US officials: Israel ready for full-scale incursion into Rafah with troop buildup
The Biden administration has assessed that Israel has amassed enough troops on the edge of the city of Rafah in Gaza to move forward with a full-scale incursion in the coming days, but senior US officials are currently unsure if it has made a final decision to carry out such a move in direct defiance of President Joe Biden, two senior administration officials told CNN.
One of the officials also warned that Israel has not come anywhere close to making adequate preparations – including building infrastructure related to food, hygiene and shelter – ahead of potentially evacuating more than one million Gazans are who currently reside in Rafah.
If Israel were to proceed with a major ground operation into Rafah, it would be going against months of warnings from the US to forego a full-scale offensive into the densely populated city. Biden himself voiced that warning in his most explicit terms yet last week, telling CNN’s Erin Burnett that the US would withhold some additional arms shipments to Israel if they were to take such a step.
“The president was clear that he would not supply certain offensive weapons for such an operation were to occur,” national security adviser Jake Sullivan told reporters at the White House Monday. “It has not yet occurred.”

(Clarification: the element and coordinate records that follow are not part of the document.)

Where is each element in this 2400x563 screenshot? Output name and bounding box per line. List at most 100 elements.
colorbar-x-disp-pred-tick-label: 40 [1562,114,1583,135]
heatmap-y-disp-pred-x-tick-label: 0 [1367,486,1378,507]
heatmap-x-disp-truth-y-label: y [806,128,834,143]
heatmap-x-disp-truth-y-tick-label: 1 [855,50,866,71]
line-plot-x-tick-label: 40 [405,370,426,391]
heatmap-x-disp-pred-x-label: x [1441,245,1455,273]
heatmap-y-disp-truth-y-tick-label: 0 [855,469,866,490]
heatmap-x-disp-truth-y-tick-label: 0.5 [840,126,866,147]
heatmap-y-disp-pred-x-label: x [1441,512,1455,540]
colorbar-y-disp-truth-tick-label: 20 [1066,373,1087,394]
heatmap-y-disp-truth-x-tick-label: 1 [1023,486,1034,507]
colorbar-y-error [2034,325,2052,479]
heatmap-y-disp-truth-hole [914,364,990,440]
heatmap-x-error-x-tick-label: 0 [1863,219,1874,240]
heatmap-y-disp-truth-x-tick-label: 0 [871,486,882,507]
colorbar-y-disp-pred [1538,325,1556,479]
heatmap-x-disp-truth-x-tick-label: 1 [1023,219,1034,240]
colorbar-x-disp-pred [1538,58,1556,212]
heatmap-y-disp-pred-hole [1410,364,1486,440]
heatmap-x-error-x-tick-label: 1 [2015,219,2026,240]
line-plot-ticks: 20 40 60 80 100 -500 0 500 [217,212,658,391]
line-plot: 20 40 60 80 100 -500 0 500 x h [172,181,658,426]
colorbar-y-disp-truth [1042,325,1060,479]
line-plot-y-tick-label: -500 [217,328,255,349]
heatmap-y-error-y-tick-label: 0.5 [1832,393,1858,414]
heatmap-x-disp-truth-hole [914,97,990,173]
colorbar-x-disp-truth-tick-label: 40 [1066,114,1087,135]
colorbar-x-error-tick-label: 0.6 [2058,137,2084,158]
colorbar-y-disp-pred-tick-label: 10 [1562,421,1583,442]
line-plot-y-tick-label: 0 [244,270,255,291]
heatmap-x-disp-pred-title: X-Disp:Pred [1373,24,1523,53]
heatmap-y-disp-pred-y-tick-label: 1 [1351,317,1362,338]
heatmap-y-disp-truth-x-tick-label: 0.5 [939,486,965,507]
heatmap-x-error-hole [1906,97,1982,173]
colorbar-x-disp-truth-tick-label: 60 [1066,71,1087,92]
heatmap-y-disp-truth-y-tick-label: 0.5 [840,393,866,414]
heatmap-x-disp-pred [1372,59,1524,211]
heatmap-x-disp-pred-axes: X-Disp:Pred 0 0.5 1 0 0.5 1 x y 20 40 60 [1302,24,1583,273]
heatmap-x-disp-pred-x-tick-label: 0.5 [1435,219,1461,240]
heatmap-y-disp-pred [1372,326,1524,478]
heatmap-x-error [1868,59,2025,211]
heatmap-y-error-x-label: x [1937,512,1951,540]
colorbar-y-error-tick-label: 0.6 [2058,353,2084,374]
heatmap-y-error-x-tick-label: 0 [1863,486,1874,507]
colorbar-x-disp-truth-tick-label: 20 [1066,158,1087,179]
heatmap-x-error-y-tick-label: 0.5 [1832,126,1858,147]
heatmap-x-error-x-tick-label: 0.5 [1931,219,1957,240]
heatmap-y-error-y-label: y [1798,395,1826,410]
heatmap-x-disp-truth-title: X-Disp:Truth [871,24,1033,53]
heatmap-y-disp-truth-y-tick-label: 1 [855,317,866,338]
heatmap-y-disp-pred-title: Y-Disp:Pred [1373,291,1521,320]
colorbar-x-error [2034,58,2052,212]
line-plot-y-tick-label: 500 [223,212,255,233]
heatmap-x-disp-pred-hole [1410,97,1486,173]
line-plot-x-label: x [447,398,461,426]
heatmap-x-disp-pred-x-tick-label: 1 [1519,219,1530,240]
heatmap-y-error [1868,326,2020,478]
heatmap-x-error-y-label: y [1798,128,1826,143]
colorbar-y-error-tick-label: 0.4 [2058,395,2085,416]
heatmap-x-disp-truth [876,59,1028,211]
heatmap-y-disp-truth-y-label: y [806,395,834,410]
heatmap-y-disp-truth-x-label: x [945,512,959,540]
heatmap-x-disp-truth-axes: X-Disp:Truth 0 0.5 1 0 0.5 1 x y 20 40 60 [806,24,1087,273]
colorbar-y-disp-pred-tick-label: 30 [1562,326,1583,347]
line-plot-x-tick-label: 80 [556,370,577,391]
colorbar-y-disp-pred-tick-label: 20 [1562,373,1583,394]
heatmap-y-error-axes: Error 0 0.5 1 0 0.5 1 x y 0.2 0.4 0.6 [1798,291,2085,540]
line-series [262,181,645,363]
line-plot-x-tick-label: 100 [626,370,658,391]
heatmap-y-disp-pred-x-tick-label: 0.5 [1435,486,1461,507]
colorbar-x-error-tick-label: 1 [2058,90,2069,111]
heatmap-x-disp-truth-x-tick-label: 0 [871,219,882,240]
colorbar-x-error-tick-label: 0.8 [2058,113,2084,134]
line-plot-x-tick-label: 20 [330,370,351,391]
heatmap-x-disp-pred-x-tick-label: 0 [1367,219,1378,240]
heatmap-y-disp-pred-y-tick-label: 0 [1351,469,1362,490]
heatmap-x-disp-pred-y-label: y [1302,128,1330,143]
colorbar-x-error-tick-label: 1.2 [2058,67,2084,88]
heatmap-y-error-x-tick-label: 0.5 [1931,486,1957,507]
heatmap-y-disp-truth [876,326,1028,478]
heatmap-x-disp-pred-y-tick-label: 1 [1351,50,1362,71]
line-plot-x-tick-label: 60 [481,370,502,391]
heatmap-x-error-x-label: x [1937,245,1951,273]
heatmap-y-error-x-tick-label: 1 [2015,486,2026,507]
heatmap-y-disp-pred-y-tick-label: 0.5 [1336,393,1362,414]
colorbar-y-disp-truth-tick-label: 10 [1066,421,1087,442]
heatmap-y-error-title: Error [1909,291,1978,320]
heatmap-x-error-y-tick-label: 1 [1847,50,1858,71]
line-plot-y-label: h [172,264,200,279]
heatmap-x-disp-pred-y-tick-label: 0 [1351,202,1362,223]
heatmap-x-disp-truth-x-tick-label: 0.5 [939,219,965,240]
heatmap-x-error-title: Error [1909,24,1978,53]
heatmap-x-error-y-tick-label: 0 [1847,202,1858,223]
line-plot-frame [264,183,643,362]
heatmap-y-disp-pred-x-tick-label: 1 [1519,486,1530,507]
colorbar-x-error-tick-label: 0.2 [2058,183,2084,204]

As the war enters its eighth month, US officials are increasingly questioning Israel’s approach to the war, including publicly suggesting it is unlikely to achieve its stated aim of destroying Hamas and eliminating its leadership.
On Monday, Kurt Campbell, the State Department’s number two official, said there have plainly been tensions between the two countries on “what the theory of victory is.”
“Sometimes when we listen closely to Israeli leaders, they talk about mostly the idea of some sort of sweeping victory on the battlefield, total victory. I don’t think we believe that that is likely or possible,” Campbell said, in a seeming allusion to Israeli Prime Minister Benjamin Netanyahu’s repeated references to a “total victory.” “We view that there has to be more of a political solution. That’s one of the reasons why the president’s team has been so engaged with the surrounding region,” Campbell said at the NATO Youth Summit co-hosted by the Aspen Institute.
Going “headlong into Rafah” could have dire consequences, Secretary of State Antony Blinken warned on Sunday.
“Israel’s on the trajectory, potentially, to inherit an insurgency with many armed Hamas left, or, if it leaves, a vacuum filled by chaos, filled by anarchy and probably refilled by Hamas,” Blinken said Sunday on NBC’s “Meet the Press.”